La ministra de Igualdad, Bibiana Aído, informó esta mañana de que se sancionará a todo aquel que no respete la ley del aborto si ésta logra salir adelante en el Congreso. De este modo, explicó que se mantendrán las penas de cárcel e inhabilitación "a todos aquellos que no se atengan a los plazos y requisitos que marca la norma".
Durante unas declaraciones en la Cadena Ser, la ministra comentó que el aborto "es lo último a lo que hay que llegar", y recalcó la importancia "en la educación, la prevención y en la sensibilidad de los métodos anticonceptivos". Del mismo modo, expuso que educar sobre estos temas "nos compete a todos, a los poderes públicos, a los educadores y también a los padres".
"Lo idóneo y razonable es que una joven no tenga que llegar a prevenir el embarazo, pero si se ve abogada a tomar una decisión tan difícil, lo lógico es que lo haga acompañada de su familia", afirmó Aído, "nosotros no podemos entrar al seno familiar, sino que queremos dar coherencia al marco jurídico", sentenció.
En cuanto a la ley final, que tendrá que todavía tendrá que ser aprobada, la ministra alegó que "han presentado un anteproyecto de ley lo más equilibrado posible", y explicó que la norma quiere salir a la luz "tras ocho meses de intenso trabajo en el Congreso, a través de la Comisión creada para esto y después de escuchar a las distintas asociaciones y entidades que tenían que decir algo sobre esta materia".
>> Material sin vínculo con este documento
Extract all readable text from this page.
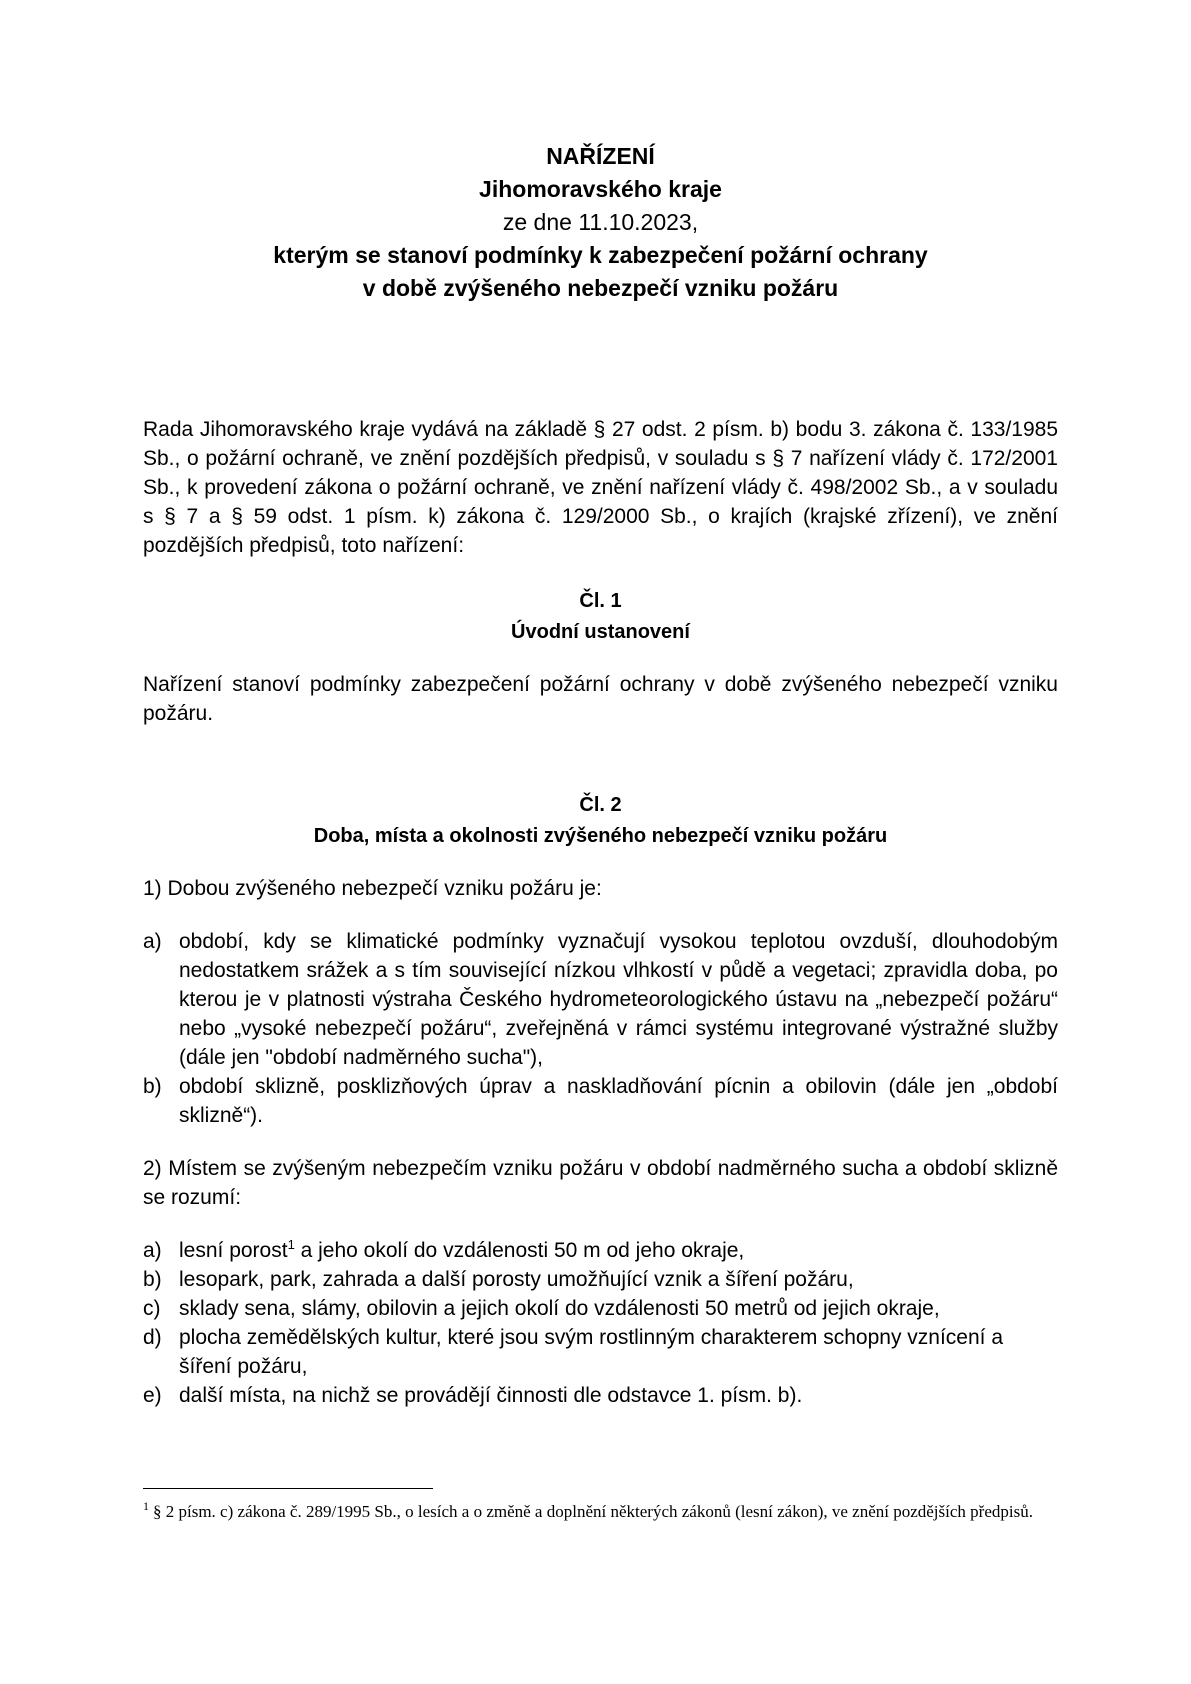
NAŘÍZENÍ
Jihomoravského kraje
ze dne 11.10.2023,
kterým se stanoví podmínky k zabezpečení požární ochrany
v době zvýšeného nebezpečí vzniku požáru
Rada Jihomoravského kraje vydává na základě § 27 odst. 2 písm. b) bodu 3. zákona č. 133/1985 Sb., o požární ochraně, ve znění pozdějších předpisů, v souladu s § 7 nařízení vlády č. 172/2001 Sb., k provedení zákona o požární ochraně, ve znění nařízení vlády č. 498/2002 Sb., a v souladu s § 7 a § 59 odst. 1 písm. k) zákona č. 129/2000 Sb., o krajích (krajské zřízení), ve znění pozdějších předpisů, toto nařízení:
Čl. 1
Úvodní ustanovení
Nařízení stanoví podmínky zabezpečení požární ochrany v době zvýšeného nebezpečí vzniku požáru.
Čl. 2
Doba, místa a okolnosti zvýšeného nebezpečí vzniku požáru
1) Dobou zvýšeného nebezpečí vzniku požáru je:
a) období, kdy se klimatické podmínky vyznačují vysokou teplotou ovzduší, dlouhodobým nedostatkem srážek a s tím související nízkou vlhkostí v půdě a vegetaci; zpravidla doba, po kterou je v platnosti výstraha Českého hydrometeorologického ústavu na „nebezpečí požáru“ nebo „vysoké nebezpečí požáru“, zveřejněná v rámci systému integrované výstražné služby (dále jen "období nadměrného sucha"),
b) období sklizně, posklizňových úprav a naskladňování pícnin a obilovin (dále jen „období sklizně“).
2) Místem se zvýšeným nebezpečím vzniku požáru v období nadměrného sucha a období sklizně se rozumí:
a) lesní porost$^1$ a jeho okolí do vzdálenosti 50 m od jeho okraje,
b) lesopark, park, zahrada a další porosty umožňující vznik a šíření požáru,
c) sklady sena, slámy, obilovin a jejich okolí do vzdálenosti 50 metrů od jejich okraje,
d) plocha zemědělských kultur, které jsou svým rostlinným charakterem schopny vznícení a šíření požáru,
e) další místa, na nichž se provádějí činnosti dle odstavce 1. písm. b).
$^1$ § 2 písm. c) zákona č. 289/1995 Sb., o lesích a o změně a doplnění některých zákonů (lesní zákon), ve znění pozdějších předpisů.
Principales problemas de la ley
Lo cierto es que esta ley está trayendo cola, y son muchos los que se oponen a su aprobación. Aído la defiende alegando que en la norma "hay un valor esencial, que es una ley de salud sexual y reproductiva", y que con ella, lo que se propone el Gobierno es "frenar el número de embarazos no deseados".
Preguntada por la edad adecuada en las mujeres a la hora de decidir o no la práctica del aborto afirmó que "en todas las decisiones en el ámbito de lo sanitario los 16 años es la edad mínima para tomar decisiones de este tipo", y se refirió a la ley de Autonomía del Paciente aprobada por el PP durante su última legislatura.
Además, concretó que la actual ley del Aborto "no convence a nadie", y que la posición que está adoptando el Ejecutivo de Zapatero al respecto "se apoya en lo que recomiendan los principales organismos internacionales".